如果不知道间隔分区的名称,可以使用 FOR ( key-value ) 语法
对于范围分区,由于在DDL建立的分区是有限的,因此在新数据到来之前需要预先建立好分区。例如在除夕就需要建立为新年数据的分区,否则insert时就会报错,这对DBA是个负担。因此需要一种自动的方式,这就是间隔分区。
create table sales
(
tstamp date not null,
empno number(10) not null,
ename varchar(2) not null,
deptno varchar(2) not null
)
partition by range (tstamp)
interval (numtoyminterval(1, 'YEAR'))
(
partition p00 values less than (DATE '2010-01-01')
);
select partition_name, high_value from user_tab_partitions
where table_name = 'SALES';
PARTITION_NAME HIGH_VALUE
-------------- ----------
P00 TO_DATE(' 2010-01-01 00:00:00', 'SYYYY-MM-DD HH24:MI:SS', 'NLS_CALENDAR=GREGORIAN')

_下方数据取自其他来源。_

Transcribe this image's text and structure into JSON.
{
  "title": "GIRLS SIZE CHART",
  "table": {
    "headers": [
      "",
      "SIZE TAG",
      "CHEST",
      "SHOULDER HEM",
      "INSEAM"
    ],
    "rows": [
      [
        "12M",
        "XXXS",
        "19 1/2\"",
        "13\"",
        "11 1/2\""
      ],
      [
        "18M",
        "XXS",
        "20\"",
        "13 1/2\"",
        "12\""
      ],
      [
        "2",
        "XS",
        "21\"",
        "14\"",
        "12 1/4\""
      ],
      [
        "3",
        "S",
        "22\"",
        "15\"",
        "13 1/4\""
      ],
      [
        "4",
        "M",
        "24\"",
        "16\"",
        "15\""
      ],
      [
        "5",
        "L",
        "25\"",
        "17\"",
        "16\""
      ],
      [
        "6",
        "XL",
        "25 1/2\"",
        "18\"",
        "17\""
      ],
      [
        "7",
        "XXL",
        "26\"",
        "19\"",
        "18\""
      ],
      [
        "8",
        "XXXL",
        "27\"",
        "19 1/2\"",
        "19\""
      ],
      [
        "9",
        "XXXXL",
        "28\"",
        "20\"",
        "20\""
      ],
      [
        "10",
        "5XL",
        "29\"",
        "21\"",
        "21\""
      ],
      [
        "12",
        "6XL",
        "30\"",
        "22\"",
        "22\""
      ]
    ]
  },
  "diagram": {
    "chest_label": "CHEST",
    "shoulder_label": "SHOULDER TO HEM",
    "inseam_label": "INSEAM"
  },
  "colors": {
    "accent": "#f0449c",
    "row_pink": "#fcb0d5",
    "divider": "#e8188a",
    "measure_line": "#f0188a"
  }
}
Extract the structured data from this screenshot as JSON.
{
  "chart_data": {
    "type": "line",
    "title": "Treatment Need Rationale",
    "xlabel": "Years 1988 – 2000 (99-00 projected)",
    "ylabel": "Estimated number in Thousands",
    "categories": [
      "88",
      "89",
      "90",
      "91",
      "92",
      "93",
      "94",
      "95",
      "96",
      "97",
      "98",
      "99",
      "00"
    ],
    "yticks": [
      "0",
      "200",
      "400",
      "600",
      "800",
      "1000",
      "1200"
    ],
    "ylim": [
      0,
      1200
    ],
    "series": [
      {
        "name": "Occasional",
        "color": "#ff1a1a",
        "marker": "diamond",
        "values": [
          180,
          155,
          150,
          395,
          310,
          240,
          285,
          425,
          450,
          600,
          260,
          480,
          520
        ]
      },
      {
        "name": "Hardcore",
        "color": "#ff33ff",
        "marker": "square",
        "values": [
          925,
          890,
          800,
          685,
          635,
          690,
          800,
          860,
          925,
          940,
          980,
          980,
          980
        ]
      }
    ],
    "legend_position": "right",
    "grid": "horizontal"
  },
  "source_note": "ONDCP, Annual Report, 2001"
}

insert into sales values (to_date(''12-DEC-2011), 100, 'ME', 'EA');
select partition_name, high_value from user_tab_partitions
where table_name = 'SALES';
PARTITION_NAME HIGH_VALUE
-------------- ----------
P00 TO_DATE(' 2010-01-01 00:00:00', 'SYYYY-MM-DD HH24:MI:SS', 'NLS_CALENDAR=GREGORIAN')
SYS_P492130 TO_DATE(' 2012-01-01 00:00:00', 'SYYYY-MM-DD HH24:MI:SS', 'NLS_CALENDAR=GREGORIAN')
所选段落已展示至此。